The Training Vision
The training vision is to make all efforts to drive the South Bay Fire Department to be recognized as a county and state-wide training leader! In order to achieve this vision we need to overcome and master five phases that include Methodology, Accountability, Consistency, Quality and Realism.
Methodology is exactly how we as a District achieve our training. Members will get the bulk of the training on shift to assure full compliance, additionally there will be District wide training opportunities that will be made available yet optional.
Accountability is often painted in a negative light, but the fact is that accountability is really just keeping everyone on track with what is expected as part of a team. We need to achieve full accountability in our training in order to assure that no one falls behind, so everyone can trust their lives with all members of our team. We do need to account for and document required training of all firefighters for their safety, for department liability and because it’s the right thing to do.
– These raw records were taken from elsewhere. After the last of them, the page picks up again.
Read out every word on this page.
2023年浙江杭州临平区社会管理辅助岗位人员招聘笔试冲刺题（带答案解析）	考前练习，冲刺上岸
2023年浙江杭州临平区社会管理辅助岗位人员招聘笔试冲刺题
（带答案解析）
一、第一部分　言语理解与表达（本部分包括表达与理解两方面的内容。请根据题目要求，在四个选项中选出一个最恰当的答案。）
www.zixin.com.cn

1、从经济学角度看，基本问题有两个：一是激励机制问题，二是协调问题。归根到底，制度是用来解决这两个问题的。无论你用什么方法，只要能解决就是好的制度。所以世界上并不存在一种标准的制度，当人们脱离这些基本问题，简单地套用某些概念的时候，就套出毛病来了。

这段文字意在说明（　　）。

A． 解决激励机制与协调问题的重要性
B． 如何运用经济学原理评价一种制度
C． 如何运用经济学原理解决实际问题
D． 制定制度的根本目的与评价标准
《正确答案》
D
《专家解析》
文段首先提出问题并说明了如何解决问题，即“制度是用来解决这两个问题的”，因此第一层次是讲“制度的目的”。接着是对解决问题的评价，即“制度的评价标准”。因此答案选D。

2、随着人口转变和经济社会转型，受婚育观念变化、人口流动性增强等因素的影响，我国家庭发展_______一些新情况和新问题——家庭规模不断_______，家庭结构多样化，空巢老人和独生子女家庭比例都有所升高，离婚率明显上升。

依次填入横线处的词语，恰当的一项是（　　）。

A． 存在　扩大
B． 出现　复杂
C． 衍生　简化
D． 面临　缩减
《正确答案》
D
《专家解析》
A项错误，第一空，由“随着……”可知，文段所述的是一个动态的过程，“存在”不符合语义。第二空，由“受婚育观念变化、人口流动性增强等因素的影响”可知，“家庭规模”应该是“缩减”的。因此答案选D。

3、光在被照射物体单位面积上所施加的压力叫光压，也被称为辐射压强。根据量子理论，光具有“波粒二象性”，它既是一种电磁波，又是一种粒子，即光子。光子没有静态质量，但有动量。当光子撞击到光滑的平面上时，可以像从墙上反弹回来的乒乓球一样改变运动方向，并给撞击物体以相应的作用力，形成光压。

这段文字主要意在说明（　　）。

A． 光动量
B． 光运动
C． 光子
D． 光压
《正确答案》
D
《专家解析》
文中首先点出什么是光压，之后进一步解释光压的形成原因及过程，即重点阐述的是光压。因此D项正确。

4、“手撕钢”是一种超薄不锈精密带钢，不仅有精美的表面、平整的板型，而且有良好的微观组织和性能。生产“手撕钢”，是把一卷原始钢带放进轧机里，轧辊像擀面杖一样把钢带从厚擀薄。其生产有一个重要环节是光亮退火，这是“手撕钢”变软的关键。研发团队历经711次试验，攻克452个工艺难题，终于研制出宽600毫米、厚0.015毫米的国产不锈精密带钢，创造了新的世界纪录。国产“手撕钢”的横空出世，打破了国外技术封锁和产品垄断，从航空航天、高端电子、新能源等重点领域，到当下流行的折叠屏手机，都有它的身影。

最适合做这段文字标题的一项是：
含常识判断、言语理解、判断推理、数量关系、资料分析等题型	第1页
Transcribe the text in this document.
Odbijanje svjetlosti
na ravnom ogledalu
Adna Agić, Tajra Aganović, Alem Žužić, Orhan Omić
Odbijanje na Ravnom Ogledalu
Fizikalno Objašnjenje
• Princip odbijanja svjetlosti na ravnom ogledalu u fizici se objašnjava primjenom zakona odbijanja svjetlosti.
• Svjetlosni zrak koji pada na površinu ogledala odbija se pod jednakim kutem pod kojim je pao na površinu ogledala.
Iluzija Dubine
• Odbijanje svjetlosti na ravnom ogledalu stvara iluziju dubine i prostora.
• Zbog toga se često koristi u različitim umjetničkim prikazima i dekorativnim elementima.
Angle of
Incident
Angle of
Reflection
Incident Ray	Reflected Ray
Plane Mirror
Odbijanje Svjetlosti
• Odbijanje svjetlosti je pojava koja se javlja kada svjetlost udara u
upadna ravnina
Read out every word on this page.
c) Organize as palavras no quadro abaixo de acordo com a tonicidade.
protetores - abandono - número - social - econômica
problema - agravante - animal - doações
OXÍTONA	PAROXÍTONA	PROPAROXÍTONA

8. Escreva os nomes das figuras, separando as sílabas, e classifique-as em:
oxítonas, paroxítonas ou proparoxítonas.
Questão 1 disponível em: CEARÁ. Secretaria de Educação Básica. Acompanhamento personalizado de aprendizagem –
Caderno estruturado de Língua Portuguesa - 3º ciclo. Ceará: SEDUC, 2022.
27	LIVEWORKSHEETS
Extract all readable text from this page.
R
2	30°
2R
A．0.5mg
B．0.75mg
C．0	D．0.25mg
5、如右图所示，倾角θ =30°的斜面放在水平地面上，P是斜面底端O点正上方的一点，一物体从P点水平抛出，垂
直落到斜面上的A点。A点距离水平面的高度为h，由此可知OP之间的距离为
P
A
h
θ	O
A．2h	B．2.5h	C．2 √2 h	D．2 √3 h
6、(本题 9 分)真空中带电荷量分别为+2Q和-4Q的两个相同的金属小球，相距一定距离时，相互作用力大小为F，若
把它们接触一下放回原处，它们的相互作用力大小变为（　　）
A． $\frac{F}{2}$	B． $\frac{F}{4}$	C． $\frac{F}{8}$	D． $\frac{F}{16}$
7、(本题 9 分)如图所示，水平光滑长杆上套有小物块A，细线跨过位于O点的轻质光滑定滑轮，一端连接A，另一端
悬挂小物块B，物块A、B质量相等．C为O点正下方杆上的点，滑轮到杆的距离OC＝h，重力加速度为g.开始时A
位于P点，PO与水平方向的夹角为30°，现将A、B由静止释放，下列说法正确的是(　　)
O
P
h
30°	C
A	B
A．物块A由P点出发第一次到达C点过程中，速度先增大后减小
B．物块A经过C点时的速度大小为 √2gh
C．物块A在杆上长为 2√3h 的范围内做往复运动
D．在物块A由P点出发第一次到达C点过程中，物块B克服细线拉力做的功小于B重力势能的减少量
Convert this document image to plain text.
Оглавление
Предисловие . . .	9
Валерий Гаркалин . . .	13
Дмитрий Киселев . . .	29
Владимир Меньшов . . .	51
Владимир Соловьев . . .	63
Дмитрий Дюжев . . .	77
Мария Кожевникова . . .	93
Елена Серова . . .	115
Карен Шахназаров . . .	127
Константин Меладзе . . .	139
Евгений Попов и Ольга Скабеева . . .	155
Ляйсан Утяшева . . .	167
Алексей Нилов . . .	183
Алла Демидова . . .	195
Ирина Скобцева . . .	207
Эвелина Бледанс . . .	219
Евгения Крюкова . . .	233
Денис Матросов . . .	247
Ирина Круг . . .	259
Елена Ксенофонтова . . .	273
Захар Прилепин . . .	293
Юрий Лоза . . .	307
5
Consistency is an important phase that needs to be achieved. We need to be consistent enough that any member can work seamlessly with any other shift and that all shifts are training and working in a consistent enough manner to work as one department. Consistency is a crucial factor not only in how training is done from shift to shift, but also that everyone achieve at least the minimal amount of it (see accountability). The majority of the members of SBFD want to be challenged and engaged in more training opportunities. The aim is to feed more training opportunities to that majority group in the future as part of the training vision; however we still need to assure that every responder receive at least the minimal training objectives identified.
Quality of training is not a simple topic but “quality” in training lies within providing and improving training materials and physical resources, as well as ensuring that quality instruction is delivered. In order to achieve quality training, some training facility and equipment assets need to be addressed.
Realism goes hand in hand with quality but it gets more specific and takes a bit more focus to make every training session or drill replicate what is really encountered in the “real world.” While we work towards quality, of course realism needs to be included; however, we still need to frequently reflect back to what we do in the field and what exactly it is that we have created in our training drills.